In a statement, Teva pointed out “there are many caveats when attempting to draw conclusions across multiple data sources without replication through well-controlled head-to-head trials for confirmation.”
“The comparison of drugs which are commonly administered to patients who are early in the disease-course and whose disease was relatively inactive at that time to drugs which are used to treat patients with very active disease and approved as 2nd line are subject to bias,” Novartis said in a statement. “Adding to this, a drug which has not been approved by regulatory authorities for the treatment of MS in a dose which has not been clearly defined is doubtful regarding any derived conclusions.” The sample size of patients taking Gilenya in the study was too small to provide “any meaningful statistical significance,” Novartis said, and show approximately 90% adherence to the therapy.
“Head-to-head, blinded, controlled, randomized studies are the best way to evaluate the safety and effectiveness of therapies,” Biogen said in a statement. “In the absence of such studies, comparative-effectiveness analyses are a valid approach, provided they are adjusted to account for the baseline characteristics of the populations under study.”
“The standard measures of effectiveness of MS treatments include annualized relapse rate (ARR), Expanded Disability Status Scale (EDSS), and safety,” Biogen continued. “Discontinuation rates are relevant, but it is important to fully understand and evaluate the reasons for discontinuation.” Biogen jointly markets Rituxan in the U.S. with Genentech, which is owned by Roche.

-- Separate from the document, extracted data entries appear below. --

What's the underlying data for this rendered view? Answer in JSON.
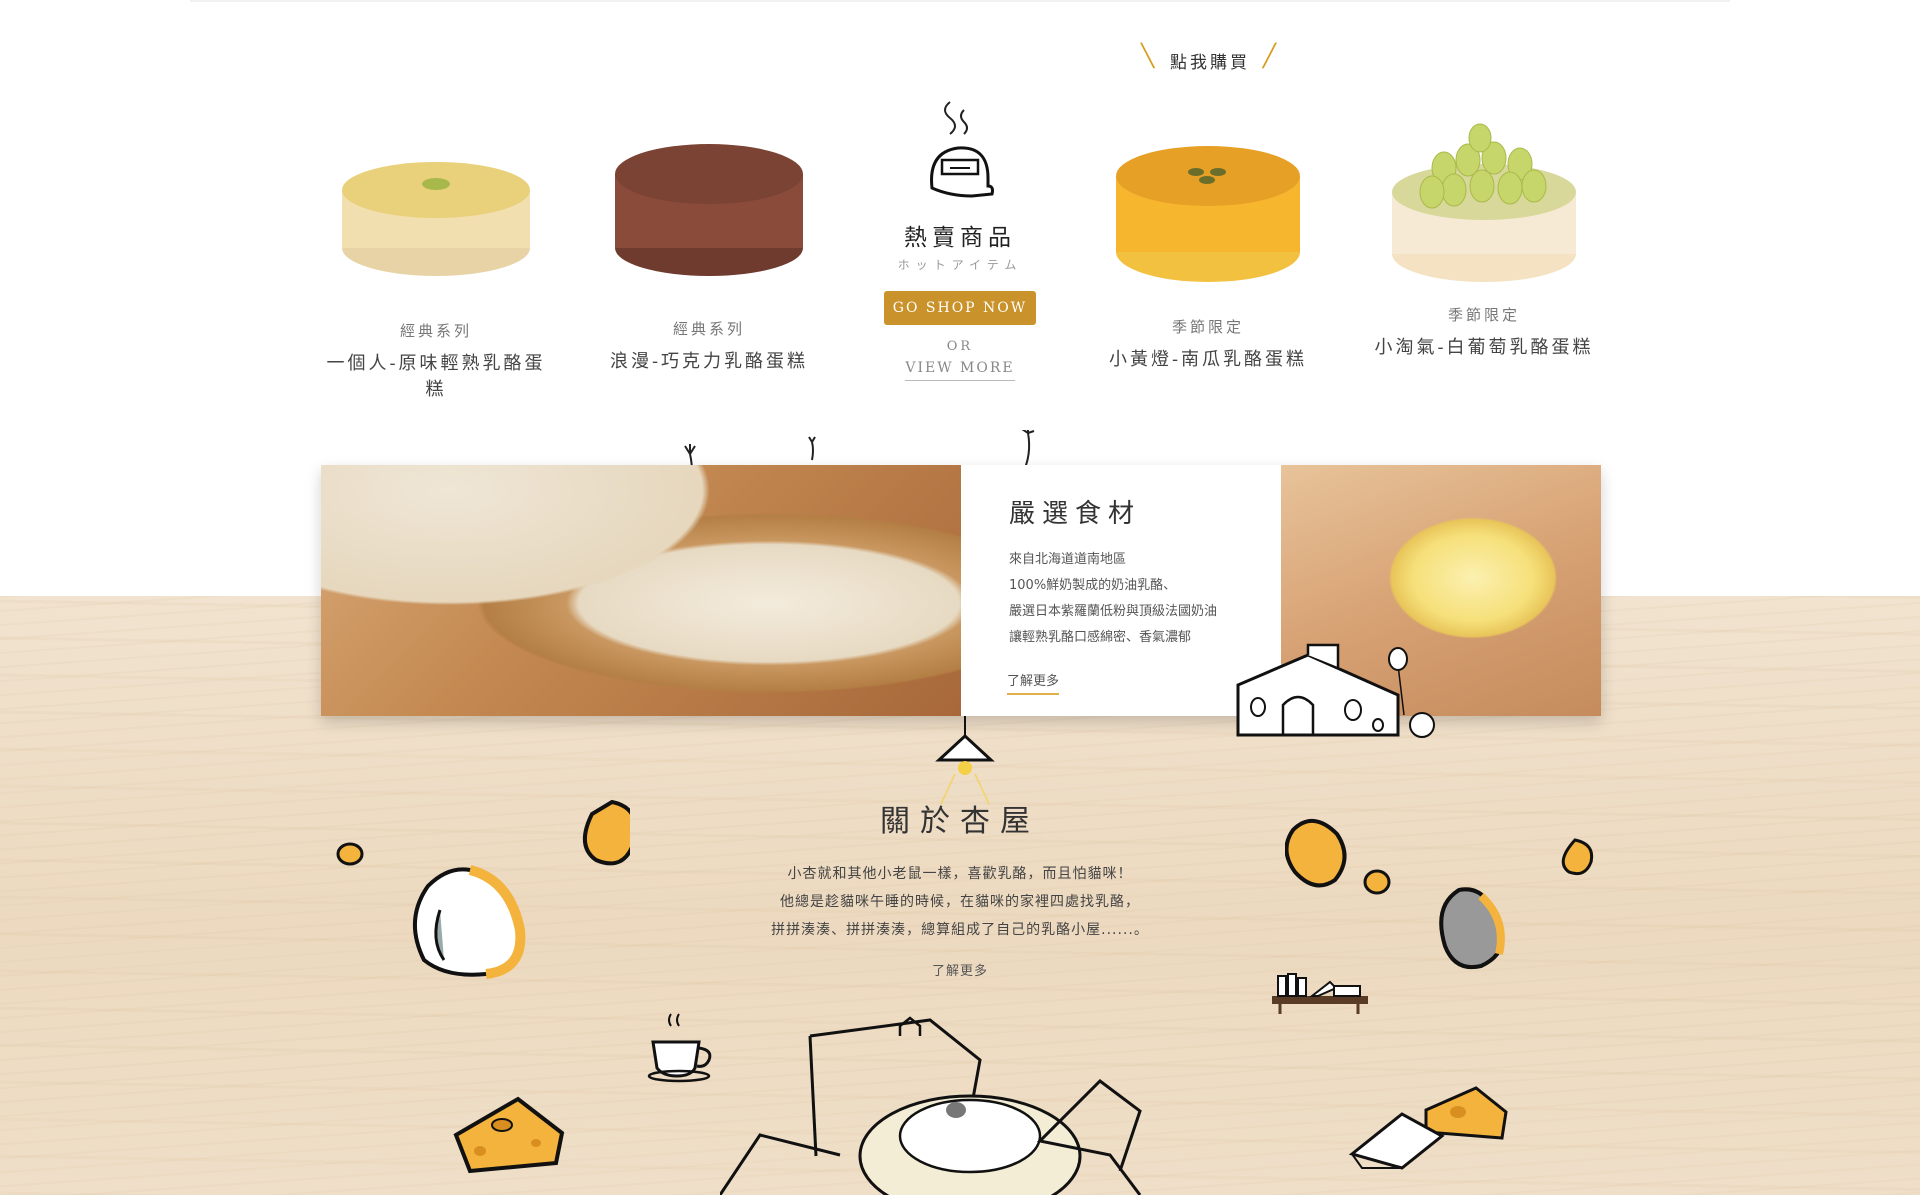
{
  "hot": {
    "title": "熱賣商品",
    "subtitle": "ホットアイテム",
    "shop_button": "GO SHOP NOW",
    "or_text": "OR",
    "view_more": "VIEW MORE",
    "buy_label": "點我購買"
  },
  "products": [
    {
      "series": "經典系列",
      "name": "一個人-原味輕熟乳酪蛋糕"
    },
    {
      "series": "經典系列",
      "name": "浪漫-巧克力乳酪蛋糕"
    },
    {
      "series": "季節限定",
      "name": "小黃燈-南瓜乳酪蛋糕"
    },
    {
      "series": "季節限定",
      "name": "小淘氣-白葡萄乳酪蛋糕"
    }
  ],
  "ingredients": {
    "title": "嚴選食材",
    "lines": [
      "來自北海道道南地區",
      "100%鮮奶製成的奶油乳酪、",
      "嚴選日本紫羅蘭低粉與頂級法國奶油",
      "讓輕熟乳酪口感綿密、香氣濃郁"
    ],
    "learn_more": "了解更多"
  },
  "about": {
    "title": "關於杏屋",
    "lines": [
      "小杏就和其他小老鼠一樣，喜歡乳酪，而且怕貓咪！",
      "他總是趁貓咪午睡的時候，在貓咪的家裡四處找乳酪，",
      "拼拼湊湊、拼拼湊湊，總算組成了自己的乳酪小屋......。"
    ],
    "learn_more": "了解更多"
  },
  "colors": {
    "accent": "#c9922a",
    "cheese": "#f3b33d",
    "wood": "#ecd9bf"
  }
}
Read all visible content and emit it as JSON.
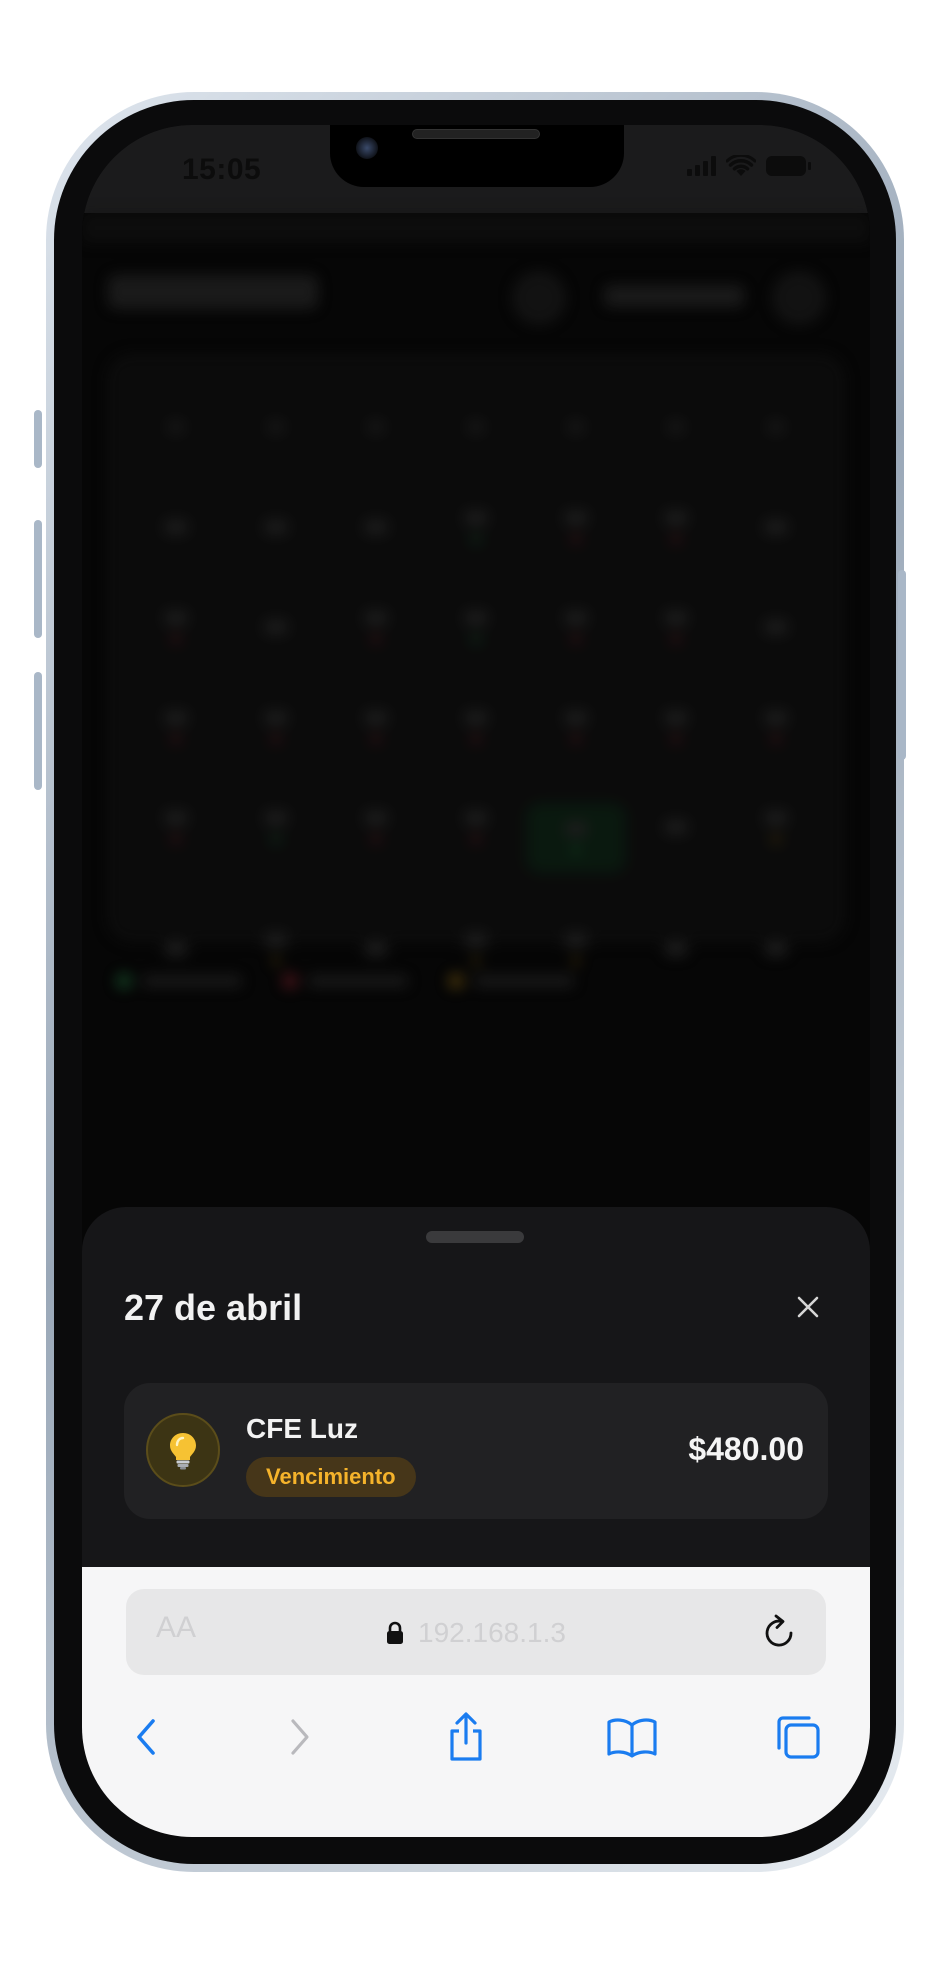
{
  "status_bar": {
    "time": "15:05",
    "icons": [
      "signal-icon",
      "wifi-icon",
      "battery-icon"
    ]
  },
  "sheet": {
    "date_title": "27 de abril",
    "close_icon": "close-icon",
    "items": [
      {
        "icon": "lightbulb-icon",
        "name": "CFE Luz",
        "badge": "Vencimiento",
        "amount": "$480.00"
      }
    ]
  },
  "safari": {
    "text_size_label": "AA",
    "url": "192.168.1.3",
    "icons": [
      "lock-icon",
      "reload-icon",
      "back-icon",
      "forward-icon",
      "share-icon",
      "bookmarks-icon",
      "tabs-icon"
    ]
  },
  "colors": {
    "sheet_bg": "#161618",
    "card_bg": "#212123",
    "badge_bg": "#463619",
    "badge_text": "#f5b32b",
    "safari_accent": "#1a7cf0"
  }
}
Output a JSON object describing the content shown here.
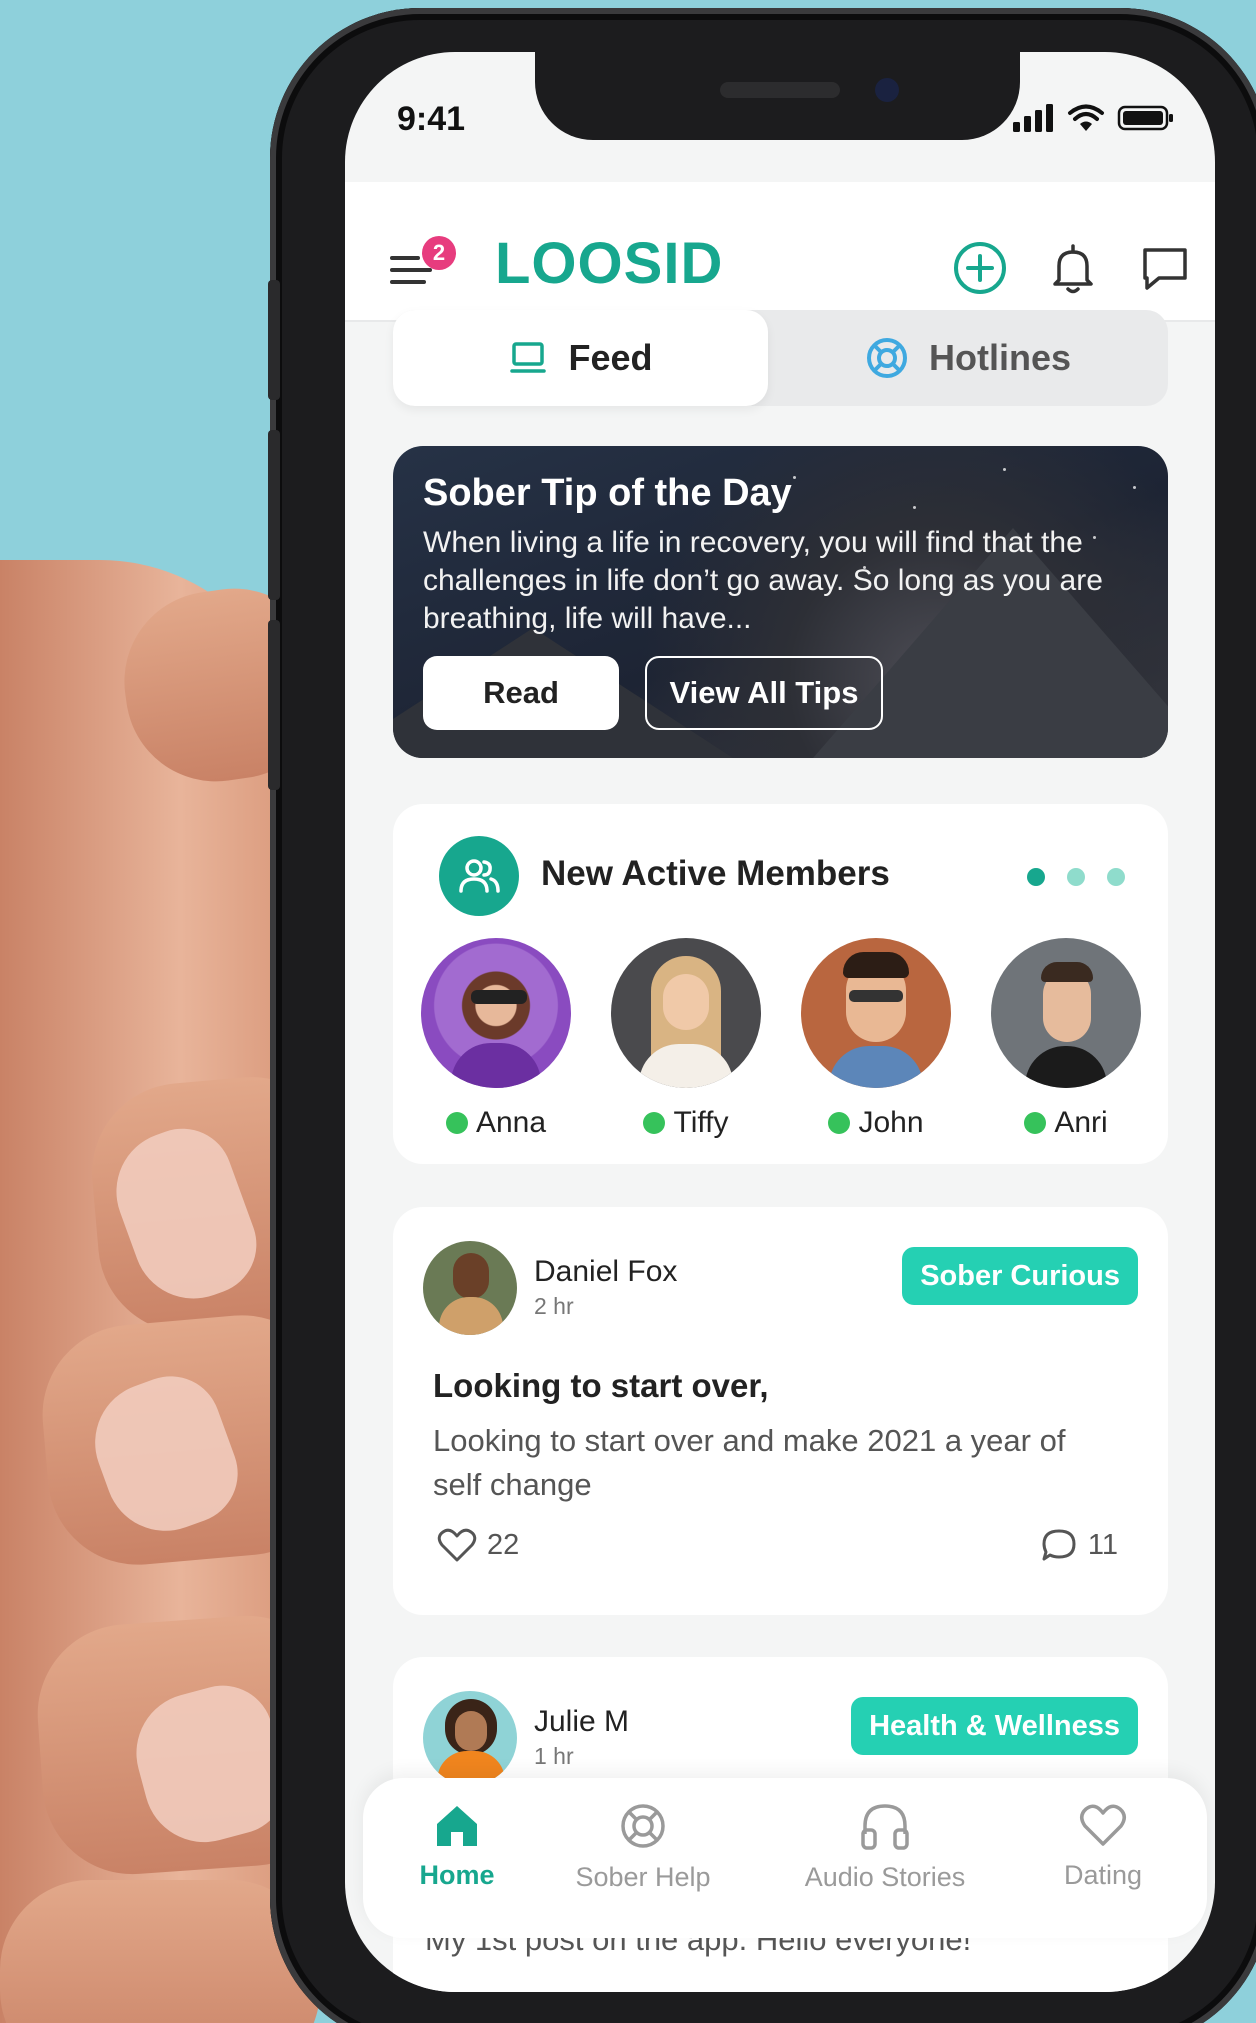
{
  "status_bar": {
    "time": "9:41"
  },
  "header": {
    "logo": "LOOSID",
    "menu_badge": "2"
  },
  "tabs": [
    {
      "label": "Feed",
      "icon": "laptop-icon",
      "active": true
    },
    {
      "label": "Hotlines",
      "icon": "lifebuoy-icon",
      "active": false
    }
  ],
  "tip": {
    "title": "Sober Tip of the Day",
    "text": "When living a life in recovery, you will find that the challenges in life don’t go away. So long as you are breathing, life will have...",
    "read_label": "Read",
    "view_all_label": "View All Tips"
  },
  "members": {
    "title": "New Active Members",
    "list": [
      {
        "name": "Anna"
      },
      {
        "name": "Tiffy"
      },
      {
        "name": "John"
      },
      {
        "name": "Anri"
      }
    ]
  },
  "posts": [
    {
      "author": "Daniel Fox",
      "time": "2 hr",
      "tag": "Sober Curious",
      "title": "Looking to start over,",
      "body": "Looking to start over and make 2021 a year of self change",
      "likes": "22",
      "comments": "11"
    },
    {
      "author": "Julie M",
      "time": "1 hr",
      "tag": "Health & Wellness",
      "body_peek": "My 1st post on the app. Hello everyone!"
    }
  ],
  "bottom_nav": [
    {
      "label": "Home",
      "icon": "home-icon",
      "active": true
    },
    {
      "label": "Sober Help",
      "icon": "lifebuoy-icon",
      "active": false
    },
    {
      "label": "Audio Stories",
      "icon": "headphones-icon",
      "active": false
    },
    {
      "label": "Dating",
      "icon": "heart-icon",
      "active": false
    }
  ],
  "colors": {
    "brand": "#17a78e",
    "tag": "#25d0b3",
    "badge": "#e73c7e",
    "online": "#36c25b",
    "background": "#8ed0db"
  }
}
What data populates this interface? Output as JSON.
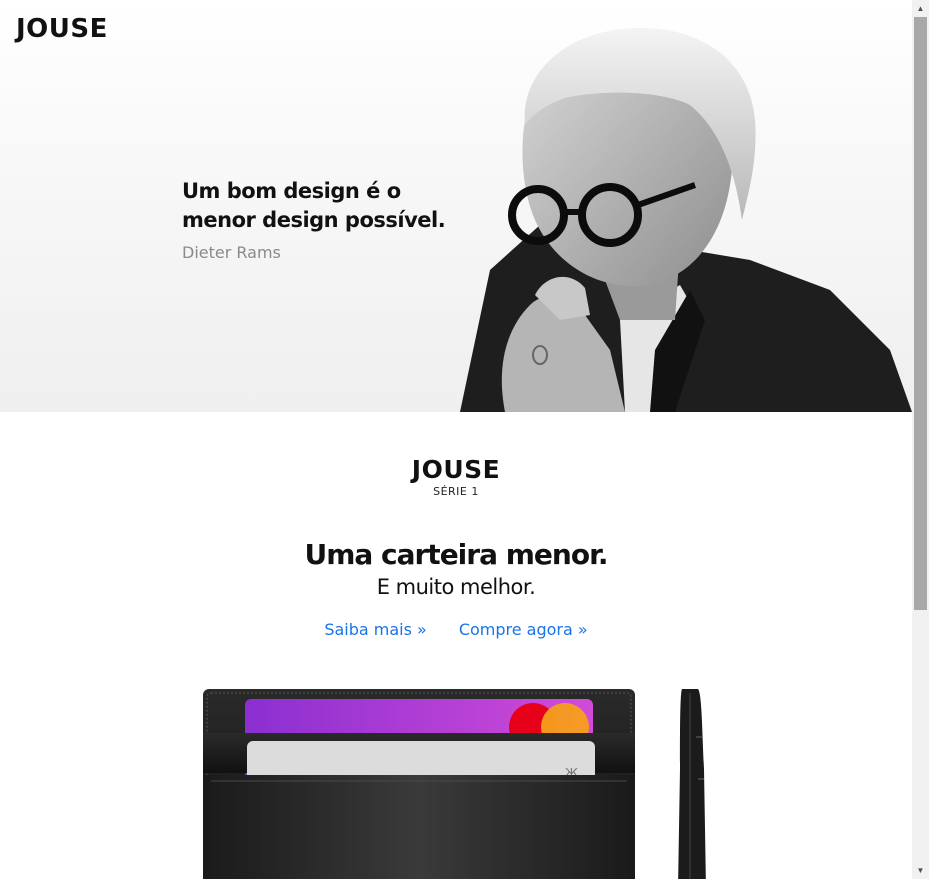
{
  "header": {
    "brand": "JOUSE"
  },
  "hero": {
    "quote_line1": "Um bom design é o",
    "quote_line2": "menor design possível.",
    "author": "Dieter Rams"
  },
  "product": {
    "logo": "JOUSE",
    "series": "SÉRIE 1",
    "headline": "Uma carteira menor.",
    "subline": "E muito melhor.",
    "link_learn": "Saiba mais »",
    "link_buy": "Compre agora »"
  },
  "colors": {
    "link": "#1a73e8",
    "text": "#111111",
    "muted": "#8a8a8a"
  }
}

“The results from this small real world evidence study do show the significant potential of anti-CD20 therapies for the treatment of MS patients,” Roche said in its statement, “both in terms of clinical efficacy and drug discontinuation rate, which indicates the patient preference of anti-CD20 treatments versus the other [disease modifying therapies] currently marketed.”
Rituximab decreases the body’s amount of B-cells, a type of immune cell implicated in MS, by targeting the CD-20 protein on the outside of these cells. Genentech received FDA approval for ocrelizumab, another drug in the same class, last March. Roche’s patent on rituximab expires in the U.S. this year, and Sandoz has a biosimilar version under review at the FDA, it announced last September.
“We can’t cure brain injuries, so I think there’s a strong case growing stronger by the year to start with highly effective treatments early,” Piehl says. In most cases, anti-CD20 therapies such as rituximab and ocrelizumab are “the most logical choice.”